Human Rights Watch's Israel and Palestine director Omar Shakir sits at his office in the West Bank city of Ramallah on May 9, 2018. (Photo: Abbas Momani/AFP/Getty Images)

"Who's Next?" Israel Expels Human Rights Watch Director for Opposition to Illegal Israeli Settlements

"A government that expels a leading human rights investigator is not likely to stop its systematic oppression of Palestinians under occupation without much greater international pressure."

Human Rights Watch on Monday vowed to continue fighting the violation of Palestinians' human rights by the Israeli government as the organization's director for the region was expelled from Israel.

Omar Shakir was forced out of the country three weeks after the Israeli Supreme Court upheld the government's decision to revoke his work visa on the grounds that he supports a boycott of Israel.

Neither Shakir nor Human Rights Watch (HRW) endorses a boycott of the country; they do oppose businesses which operate in Israeli settlements in the West Bank, as the settlements violate the 1949 Geneva Conventions.
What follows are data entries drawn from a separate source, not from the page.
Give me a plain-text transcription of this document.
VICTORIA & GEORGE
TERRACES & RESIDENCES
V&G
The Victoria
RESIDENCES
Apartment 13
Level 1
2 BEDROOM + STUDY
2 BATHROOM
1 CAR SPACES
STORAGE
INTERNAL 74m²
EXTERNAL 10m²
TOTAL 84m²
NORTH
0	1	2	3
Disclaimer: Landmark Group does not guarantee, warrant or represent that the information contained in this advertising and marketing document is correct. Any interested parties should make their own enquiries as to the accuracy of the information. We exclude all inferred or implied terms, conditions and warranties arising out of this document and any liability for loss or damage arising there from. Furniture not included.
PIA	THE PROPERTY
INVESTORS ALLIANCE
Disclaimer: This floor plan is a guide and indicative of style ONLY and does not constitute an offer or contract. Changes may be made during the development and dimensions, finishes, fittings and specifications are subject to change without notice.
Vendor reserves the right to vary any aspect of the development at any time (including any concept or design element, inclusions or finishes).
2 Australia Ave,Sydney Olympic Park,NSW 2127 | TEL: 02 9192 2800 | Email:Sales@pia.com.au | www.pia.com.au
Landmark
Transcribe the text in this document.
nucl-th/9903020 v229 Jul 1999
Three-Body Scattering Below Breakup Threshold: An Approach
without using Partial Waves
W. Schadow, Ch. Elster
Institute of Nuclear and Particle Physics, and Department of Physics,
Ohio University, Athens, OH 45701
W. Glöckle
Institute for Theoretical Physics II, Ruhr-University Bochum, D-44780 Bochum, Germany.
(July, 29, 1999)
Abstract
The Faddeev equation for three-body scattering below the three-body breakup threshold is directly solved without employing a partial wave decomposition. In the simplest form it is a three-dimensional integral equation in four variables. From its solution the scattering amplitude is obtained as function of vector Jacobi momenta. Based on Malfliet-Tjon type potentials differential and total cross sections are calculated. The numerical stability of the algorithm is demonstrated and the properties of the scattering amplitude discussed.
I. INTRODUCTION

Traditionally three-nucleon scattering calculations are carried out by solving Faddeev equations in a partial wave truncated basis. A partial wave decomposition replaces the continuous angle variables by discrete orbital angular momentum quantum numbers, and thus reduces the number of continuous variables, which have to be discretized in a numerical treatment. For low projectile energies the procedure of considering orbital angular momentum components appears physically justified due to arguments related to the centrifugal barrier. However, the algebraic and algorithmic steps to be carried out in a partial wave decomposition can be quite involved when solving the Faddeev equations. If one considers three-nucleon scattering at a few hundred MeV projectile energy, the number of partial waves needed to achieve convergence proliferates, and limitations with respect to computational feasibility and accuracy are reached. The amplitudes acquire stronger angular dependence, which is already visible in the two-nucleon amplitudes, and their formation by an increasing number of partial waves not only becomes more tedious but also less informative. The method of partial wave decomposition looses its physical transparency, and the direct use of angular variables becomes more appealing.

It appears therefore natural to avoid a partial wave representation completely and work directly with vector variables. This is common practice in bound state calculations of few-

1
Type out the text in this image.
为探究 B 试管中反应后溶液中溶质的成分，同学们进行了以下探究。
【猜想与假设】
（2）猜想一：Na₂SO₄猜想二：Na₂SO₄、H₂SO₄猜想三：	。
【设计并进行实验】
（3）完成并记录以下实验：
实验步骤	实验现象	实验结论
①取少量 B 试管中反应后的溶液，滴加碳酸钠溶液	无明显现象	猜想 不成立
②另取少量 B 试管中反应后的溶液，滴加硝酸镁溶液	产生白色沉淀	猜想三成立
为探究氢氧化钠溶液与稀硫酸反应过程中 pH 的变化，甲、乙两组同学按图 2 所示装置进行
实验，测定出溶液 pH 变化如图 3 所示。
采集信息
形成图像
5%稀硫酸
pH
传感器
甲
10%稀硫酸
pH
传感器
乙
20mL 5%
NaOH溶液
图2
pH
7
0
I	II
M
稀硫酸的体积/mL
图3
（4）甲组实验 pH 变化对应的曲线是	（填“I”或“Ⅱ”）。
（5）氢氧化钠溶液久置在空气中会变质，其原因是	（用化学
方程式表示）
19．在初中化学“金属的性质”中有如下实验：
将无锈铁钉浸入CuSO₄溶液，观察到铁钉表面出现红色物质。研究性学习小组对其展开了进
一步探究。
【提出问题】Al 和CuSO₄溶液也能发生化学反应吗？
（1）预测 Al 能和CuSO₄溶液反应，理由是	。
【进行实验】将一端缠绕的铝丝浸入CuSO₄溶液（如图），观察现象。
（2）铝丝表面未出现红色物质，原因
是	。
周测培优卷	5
"Today, Israel deports Shakir because Human Rights Watch urges businesses to shun illegal settlements. Who's next--someone who calls for the International Criminal Court to examine possible crimes in Israel and Palestine or correctly calls the West Bank 'occupied' rather than 'disputed'?"
--Kenneth Roth, Human Rights Watch
"This decision shows why the international community must reboot its approach to Israel's deteriorating human rights record," Kenneth Roth, HRW's executive director, said in a statement. "A government that expels a leading human rights investigator is not likely to stop its systematic oppression of Palestinians under occupation without much greater international pressure."

In an editorial at Common Dreams, journalist Juan Cole rejected the Israeli government's reasoning for deporting Shakir.

"It is the slow ethnic cleansing of the Palestinians and the settling on their property of Israeli squatters that Tel Aviv did not want Human Rights Watch to observe," Cole wrote.

The organization argued that Israel joined dictatorships like Egypt in expelling human rights workers.

"But it, too, will not succeed in hiding its human rights abuses," Roth said.

"Human Rights Watch's work on human rights abuses committed by Israel, the Palestinian Authority, and Hamas will continue under Shakir's direction," the organization said. "He will be based in another Human Rights Watch office in the region."

Roth added that Shakir's expulsion could be just the first of many deportations as the Isreali government continues its attacks on Palestinians' human rights and its efforts to silence dissent.

"Today, Israel deports Shakir because Human Rights Watch urges businesses to shun illegal settlements," said Roth. "Who's next--someone who calls for the International Criminal Court to examine possible crimes in Israel and Palestine or correctly calls the West Bank 'occupied' rather than 'disputed'?"

As Shakir left the country, he told reporters, "I'll be back."

"I'll be back when the day comes that we have succeeded in dismantling the system of discrimination impacting Israelis and Palestinians," Shakir said at a press conference.